Yvette Borg-Gilles Martinez

Juillet 1951, à midi, sur le cours Sadi Carnot à Guelma

FAIRE LE COURS,

              Expression qui signifie déambuler nonchalamment, se promener avec des copains ou des amis, le soir après le travail et la grande chaleur du jour, sur la principale artère d'un du centre-ville. Cette habitude provenait de coutumes espagnoles, le" paseo " (promenade) sur les " ramblas " (cours piétonnier), des jeunes gens après la journée de travail ou d'école. Ils se retrouvaient ainsi entre camarades de quartier, voisins ou amis, par petits groupes de trois ou quatre en ligne, et ils arpentaient un cours ou une avenue du haut jusqu'au bas pendant au moins deux bonnes heures dans la semaine, et une heure environ après la messe le dimanche matin en se racontant les potins du jour, le dernier film de la semaine vu chez Arella Frères, ou en dissertant des contraintes de travail, des études, des derniers sangliers tués avec une seule cartouche et qui pesaient un peu plus lourds à chaque montée ou descente, du barbeau péché dans la Seybouse qui mesurait plus d'un mètre et pesait le triple à chaque narration. Cette coutume se retrouve encore de nos jours dans les villes d'Espagne ou d'Italie.
              Pour le Pato (le métropolitain) il était très curieux de découvrir, dès la tombée du soir, ces foules de jeunes -et de moins jeunes -envahissant la principale artère de Guelma : la rue Sadi Carnot et défilant, comme pour une manifestation syndicale sans banderoles, par rangs entiers parlant fort et gesticulant pour appuyer les dires.
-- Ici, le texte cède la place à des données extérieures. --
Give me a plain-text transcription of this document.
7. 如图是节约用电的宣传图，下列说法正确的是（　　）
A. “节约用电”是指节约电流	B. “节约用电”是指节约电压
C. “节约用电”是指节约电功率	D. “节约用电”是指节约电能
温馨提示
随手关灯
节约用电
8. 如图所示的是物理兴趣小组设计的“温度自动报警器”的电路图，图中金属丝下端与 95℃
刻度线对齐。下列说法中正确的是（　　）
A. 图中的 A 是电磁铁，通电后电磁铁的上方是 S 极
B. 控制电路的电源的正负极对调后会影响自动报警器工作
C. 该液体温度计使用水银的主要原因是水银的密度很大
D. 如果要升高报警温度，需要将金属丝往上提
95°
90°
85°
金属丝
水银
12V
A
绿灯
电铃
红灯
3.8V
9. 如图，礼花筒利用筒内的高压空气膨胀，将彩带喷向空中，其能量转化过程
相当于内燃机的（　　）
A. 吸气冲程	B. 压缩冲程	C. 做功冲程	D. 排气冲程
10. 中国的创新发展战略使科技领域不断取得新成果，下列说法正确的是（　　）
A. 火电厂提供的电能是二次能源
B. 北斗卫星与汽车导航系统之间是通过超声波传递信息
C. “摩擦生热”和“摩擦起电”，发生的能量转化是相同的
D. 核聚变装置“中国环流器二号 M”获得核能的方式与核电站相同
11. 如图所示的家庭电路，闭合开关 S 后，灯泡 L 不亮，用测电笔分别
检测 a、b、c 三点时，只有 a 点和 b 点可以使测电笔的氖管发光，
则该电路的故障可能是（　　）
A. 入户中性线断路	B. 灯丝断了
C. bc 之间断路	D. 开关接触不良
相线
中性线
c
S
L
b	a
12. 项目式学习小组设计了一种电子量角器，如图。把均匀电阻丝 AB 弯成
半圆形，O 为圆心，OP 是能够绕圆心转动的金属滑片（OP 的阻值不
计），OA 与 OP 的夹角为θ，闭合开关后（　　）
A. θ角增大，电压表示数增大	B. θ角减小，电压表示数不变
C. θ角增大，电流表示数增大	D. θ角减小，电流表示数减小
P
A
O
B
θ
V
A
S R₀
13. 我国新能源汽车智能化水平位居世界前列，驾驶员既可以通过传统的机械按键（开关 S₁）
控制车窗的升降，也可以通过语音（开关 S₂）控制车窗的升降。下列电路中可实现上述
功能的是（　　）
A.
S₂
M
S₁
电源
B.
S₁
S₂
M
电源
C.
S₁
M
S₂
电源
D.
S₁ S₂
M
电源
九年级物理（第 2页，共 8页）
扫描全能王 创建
Chacun de ces rangs se composait de deux ou trois groupes d'adolescents, quelquefois d'adultes, réunis par affinités. Il y avait le sens montant et le sens descendant, de chez Boutin à chez Walter ainsi que le demi-tour obligatoire avec changement de sens, à chacune des extrémités du" boulevard " qui se descendait sur la droite.
              Les filles allaient entre elles, se tenant par le bras, du moins pour celles qui ne 'fréquentaient' pas. Les garçons bien gominés discutaient avec beaucoup de gestes pour attirer l'attention. Des couples aussi se promenaient en se tenant par la main ou par le bras c'était ceux qui étaient presque fiancés et avaient l'autorisation des parents (sous l'œil bienveillant et attentif du grand frère). Au hasard des croisements, ce petit monde se prodiguait clins d'œil et petits saluts de la main. C'était aussi l'occasion de sourire à une fille, avec l'espoir de la charrier et d'entamer un béguin. Mais cela pouvait entraîner une belle castagne car le Guelmois a toujours été possessif et" méditerranéen" en matière de femmes et un regard mal interprété pouvait tout déclencher. Cela faisait partie du jeu.
              L'enfer, c'était pour les calèches, car quand il y avait trop de monde les jours de fêtes ou de courses de chevaux la foule débordait sur la route. Le cocher devait diriger son attelage en s'aidant de son klaxon à dépression (à poire), en faisant claquer son fouet et en criant haut et fort " En ten ci…eux ". Il n'y a jamais eu d'accident à déplorer. En été par forte canicule l'arroseuse municipale 'rafraîchissait', les rues et une nuée de gosses coupait les jets d'eau qui sitôt au sol brûlant se transformaient en vapeur, souvenez-vous de cette chaude odeur d'été, elle fait partie des senteurs d'Algérie.
              Le cours de Guelma ! rue Sadi Carnot, nous l'appelions le cours Bonnet à cause de la pâtisserie du même nom. En 1989 les Guelmis disaient toujours la pâtisserie Bonnet. La place saint Augustin servait aussi de promenade mais c'était surtout pour les notables, notaires, avocats etc . Eux aussi tournaient en rond autour du kiosque et pour s'amuser des bandes de gosses à chaque fois qu'ils les croisaient, les saluaient bien bas attendant un retour au salut que ces grandes personnes bien élevées ne manquaient pas de rendre en soulevant immanquablement leur couvre chef et cela pouvait durer pendant des heures.
C'était un bonheur simple et peut-on l'oublier !!!!!!.